PERL: Extract random record which has 4 lines each

phoeberunner · October 13, 2009, 12:46pm

Hi,

I have a data file with millions of record (N). Each record was saved in 4 lines. So there are total of NX4 lines in the data file.

For Example:

Host1
a
b
c
d
Host2
e
f
g
h
Host3
i
j
k
l

I would like to write a PERL script to extract 1000 random records , WITHOUT repeating/replacement. So, there is total of 4000 lines in output file.

Could you help me this ?

Thanks,
Phoebe

sweetblood · October 13, 2009, 1:18pm

what have you done to accomplish your desire to write a perl script for this? What problems are you having?

phoeberunner · October 13, 2009, 1:35pm

I have code below to randomly select number of records (1 line for each record only) from file.
I'm thinking to modify this code in a way like, if the selected random number is 6, which means record 6 is picked, then it will retrieve lines from (5*4)+1 (which is 21) to line 24.

This is my first time writting perl script.
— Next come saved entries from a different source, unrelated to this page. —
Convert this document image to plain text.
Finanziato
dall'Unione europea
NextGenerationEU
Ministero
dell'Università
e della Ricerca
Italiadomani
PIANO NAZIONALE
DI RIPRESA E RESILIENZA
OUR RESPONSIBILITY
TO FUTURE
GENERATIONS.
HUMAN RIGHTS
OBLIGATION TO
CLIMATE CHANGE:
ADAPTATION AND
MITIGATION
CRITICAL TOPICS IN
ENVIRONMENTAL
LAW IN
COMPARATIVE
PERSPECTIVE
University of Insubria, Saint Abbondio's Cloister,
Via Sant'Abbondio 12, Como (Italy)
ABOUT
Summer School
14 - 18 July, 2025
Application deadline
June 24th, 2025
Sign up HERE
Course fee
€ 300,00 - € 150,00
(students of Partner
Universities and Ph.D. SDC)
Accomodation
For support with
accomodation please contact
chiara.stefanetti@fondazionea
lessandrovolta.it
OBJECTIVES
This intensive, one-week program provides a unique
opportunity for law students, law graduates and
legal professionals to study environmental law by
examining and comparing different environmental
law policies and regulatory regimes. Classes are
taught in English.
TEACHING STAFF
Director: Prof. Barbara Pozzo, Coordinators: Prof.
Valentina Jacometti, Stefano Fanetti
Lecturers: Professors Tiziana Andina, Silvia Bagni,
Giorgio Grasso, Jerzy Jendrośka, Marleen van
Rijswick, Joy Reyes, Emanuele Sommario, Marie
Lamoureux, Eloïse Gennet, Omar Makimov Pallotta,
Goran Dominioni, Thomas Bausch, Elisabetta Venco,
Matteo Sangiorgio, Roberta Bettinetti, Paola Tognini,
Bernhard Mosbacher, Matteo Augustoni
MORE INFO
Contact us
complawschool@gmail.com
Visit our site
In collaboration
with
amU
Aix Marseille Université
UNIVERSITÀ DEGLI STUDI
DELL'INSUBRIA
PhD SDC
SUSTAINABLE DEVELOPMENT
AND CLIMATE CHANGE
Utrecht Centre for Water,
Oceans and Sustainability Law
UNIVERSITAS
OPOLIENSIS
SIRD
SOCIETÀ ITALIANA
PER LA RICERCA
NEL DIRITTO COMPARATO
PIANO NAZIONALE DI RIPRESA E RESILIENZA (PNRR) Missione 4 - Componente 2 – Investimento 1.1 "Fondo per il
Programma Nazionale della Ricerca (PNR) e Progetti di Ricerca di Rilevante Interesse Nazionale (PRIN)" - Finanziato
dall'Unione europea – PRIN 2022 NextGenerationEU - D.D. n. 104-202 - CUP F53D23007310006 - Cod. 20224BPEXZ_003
Please help.

#!/usr/bin/perl

die "Usage: $0 <N>, where N is the number of lines to pick\n"
if @ARGV<1;
$N = shift@ARGV;

@pick=();
while(<>){
if (@pick < $N) {
push @pick,$;
($r1,$r2)=(rand(@pick),rand(@pick));
($pick[$r1],$pick[$r2])=($pick[$r2],$pick[$r1]);
} else {
rand($.)<=$N and $pick[rand(@pick)]=$;
}
}

print @pick;